Clara has managed a brief period of normality at university, so has been packing in as much as she can, just in case the worst happens, and we aren’t allowed to go out any more. As the family historian, no-one can quite understand why she can’t recite the Kings and Queens of Great Britain, but it’s gradually dawning on us that no-one’s interested in either Royalty or Lesser Britain, as it will shortly be known. She is currently working in that well-known Edinburgh hostelry, The Canny Man’s, where she is seeing the darker side of Morningside, something she could never have suspected she would find in a pub that Richard and I consider our local.

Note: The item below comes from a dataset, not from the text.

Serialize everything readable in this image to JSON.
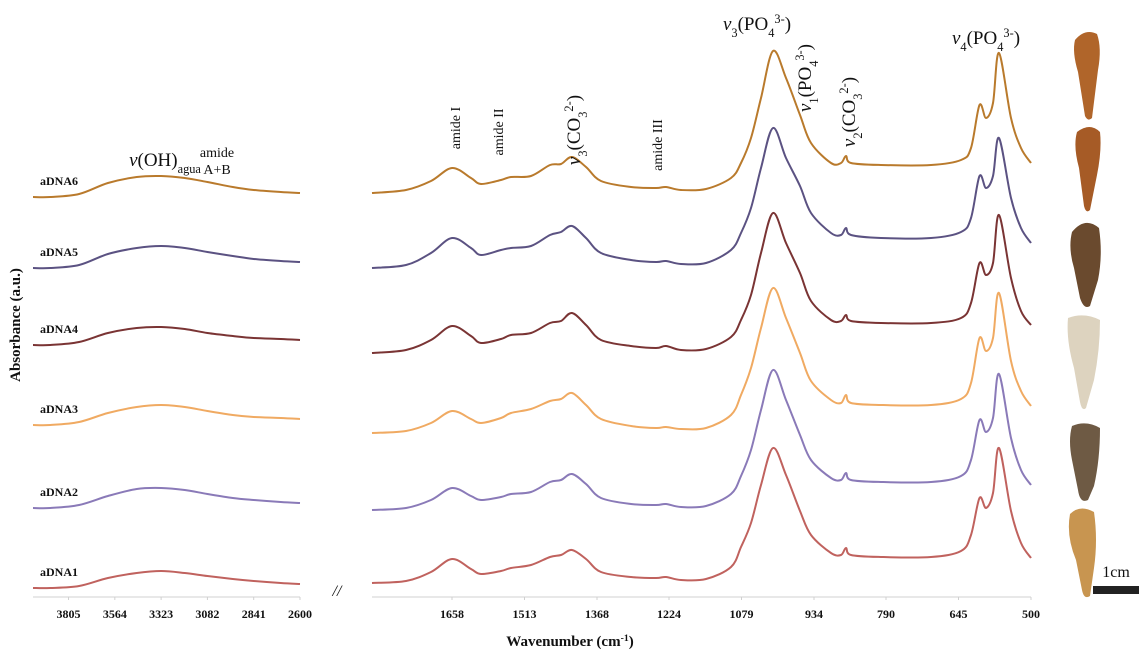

I’m getting used to Richard being around, though he does go to work occasionally, and spends a lot of time on very loud calls, gazing deep into his computer – not something you would have seen in 2019. It’s far too easy to talk to people, I find, which is very nice when you want to talk to them, and hideous when you don’t. Excuses no longer involve car breakdowns, bus disasters or food poisoning, and there is no room for creativity. No, all you can blame is your Wi-Fi, which, frankly, gets a bit boring after a while. But do you ever look around, and wonder where the Wi-Fi is? I do, when it isn’t working. I’ve never seen it, but live in hope.
I’ve remained fairly undepressed this year, which I’d call a win. In all seriousness, it is an ever present worry, which has been harder to prevent in the difficult circumstances. Exercise is a necessity, I’d say, although, unlike Josie, I was quickly crushed by the most minimal weight-lifting, and reverted to some reluctant walking, which, if nothing else, is less likely to cause injury. I’ve also been doing lots of writing, which I find cheering, and my lockdown Master’s was in creative writing (I will never, ever, ever do any more degrees ever again, at least I don’t think I will..). I’m now trying to persuade myself that it would be OK for someone (apart from Richard) to read my totally unpublished – in fact, unviewed – novel. I mean, it’s a work of brilliance obviously, and my creative soul would be crushed by the bewildered looks that might ensue.
The spaniels remain alive and oblivious to my reluctance to walk them, and also of the bigger picture. Jacob copes admirably with his symptomless Addison’s (other than his monthly injections – I tried to give the last one, and this will not be repeated. I am not a vet, and it is undignified to chase your patients while swearing at them). Lola’s old age manifests itself in grumpiness, especially when she has to deal with Josie’s dog, Theo. I don’t blame her.
My thoughts are with those who have had a harder time over the last year. But I hope that most have had at least some moments of happiness, and that we all continue to do so next year, whatever happens. And never feel you can’t moan.